Isso também é válido do ponto de vista económico?
Do ponto de vista económico, se não se usar todas as ferramentas, se não se colocarem à disposição todos aqueles instrumentos, todas aquelas práticas, se não se colocarem fundos e dinheiro que possa apoiar no desemprego (que leva à fome), que possa salvar pequenas e médias empresas, - mesmo aqueles que trabalham sem descontar, que são invisíveis, e até imigrantes. Se não se fizer uma recuperação da economia, que seja maciça, importante, com milhões de milhões de euros. Não com milhares, mas com milhões de milhões de euros. Que sejam quatro, ou que sejam cinco, seis ou 10. É que o problema pertence a toda a Europa. Todos nós sofreremos as consequências. Portanto, se somos ambiciosos, corajosos, não olhemos apenas para o nosso próprio quintal, e para a nossa própria casa, porque é um problema que afeta todos. Se há alguma coisa que podemos entender agora, é isto.
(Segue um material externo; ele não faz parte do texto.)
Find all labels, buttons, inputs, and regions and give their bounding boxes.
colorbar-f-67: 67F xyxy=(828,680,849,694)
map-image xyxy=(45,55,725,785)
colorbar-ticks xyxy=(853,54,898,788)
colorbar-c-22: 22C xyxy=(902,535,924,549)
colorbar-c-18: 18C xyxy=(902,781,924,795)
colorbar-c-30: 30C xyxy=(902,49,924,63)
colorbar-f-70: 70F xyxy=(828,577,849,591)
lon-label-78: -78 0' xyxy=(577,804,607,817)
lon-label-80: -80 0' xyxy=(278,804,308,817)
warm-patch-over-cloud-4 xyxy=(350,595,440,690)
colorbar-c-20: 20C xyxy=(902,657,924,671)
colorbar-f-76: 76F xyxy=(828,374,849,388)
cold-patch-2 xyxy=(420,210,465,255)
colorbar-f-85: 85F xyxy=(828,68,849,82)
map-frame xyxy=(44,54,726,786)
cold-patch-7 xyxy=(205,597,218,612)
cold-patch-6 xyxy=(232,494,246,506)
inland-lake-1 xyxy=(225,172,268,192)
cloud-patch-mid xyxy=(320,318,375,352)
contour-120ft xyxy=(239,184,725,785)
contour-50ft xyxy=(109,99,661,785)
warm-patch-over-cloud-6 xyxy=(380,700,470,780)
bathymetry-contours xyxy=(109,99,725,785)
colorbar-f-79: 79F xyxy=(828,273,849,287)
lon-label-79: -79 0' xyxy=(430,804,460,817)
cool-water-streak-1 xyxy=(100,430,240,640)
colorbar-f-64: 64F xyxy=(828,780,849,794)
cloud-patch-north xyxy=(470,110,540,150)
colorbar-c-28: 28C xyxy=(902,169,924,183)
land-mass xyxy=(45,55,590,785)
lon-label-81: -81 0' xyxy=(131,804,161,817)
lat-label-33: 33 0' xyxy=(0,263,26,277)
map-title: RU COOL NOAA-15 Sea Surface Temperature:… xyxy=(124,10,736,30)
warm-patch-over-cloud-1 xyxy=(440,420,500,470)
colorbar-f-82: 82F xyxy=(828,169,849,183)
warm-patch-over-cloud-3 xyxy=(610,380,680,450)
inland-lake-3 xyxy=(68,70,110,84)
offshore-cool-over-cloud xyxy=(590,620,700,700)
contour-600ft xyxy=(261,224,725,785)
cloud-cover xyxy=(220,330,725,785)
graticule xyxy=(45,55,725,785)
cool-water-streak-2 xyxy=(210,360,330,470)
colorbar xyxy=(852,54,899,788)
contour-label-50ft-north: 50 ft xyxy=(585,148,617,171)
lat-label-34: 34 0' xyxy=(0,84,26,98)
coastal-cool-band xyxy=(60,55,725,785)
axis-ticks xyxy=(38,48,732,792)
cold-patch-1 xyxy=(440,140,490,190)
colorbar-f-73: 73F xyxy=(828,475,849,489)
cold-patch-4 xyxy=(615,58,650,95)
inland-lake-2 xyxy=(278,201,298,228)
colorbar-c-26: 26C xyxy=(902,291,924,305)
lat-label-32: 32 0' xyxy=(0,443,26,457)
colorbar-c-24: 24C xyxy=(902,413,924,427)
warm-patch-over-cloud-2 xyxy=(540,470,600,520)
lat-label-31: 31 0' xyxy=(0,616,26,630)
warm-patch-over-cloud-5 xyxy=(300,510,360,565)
Mas essa mensagem não perece assimilada por todos. Perante isto, identifica riscos de fragmentação na União Europeia?
O risco de fragmentação na Europa, penso que só será evitado, quando no final da pandemia, cada um de nós começar a refletir que a fragmentação não é conveniente para ninguém, não convém a ninguém. Para sermos fortes, precisamos estar juntos. Para sermos fortes, devemos partilhar. Para sermos fortes, devemos estar unidos. Apenas se estivermos unidos, é que permaneceremos fortes. Porque sabemos que estamos cercados por aqueles que nos querem, digamos, estrangular. Por um lado, temos Rússia, China, Índia. Por outro lado, temos a América. Creio que todos temos interesse em nosso próprio rendimento. Mas, somos pequenos demais, somos muito frágeis, e isso não é bom para ninguém. Mas, se estivermos todos juntos, aí encontraremos a verdadeira força do continente, mais forte do mundo, porque o somos.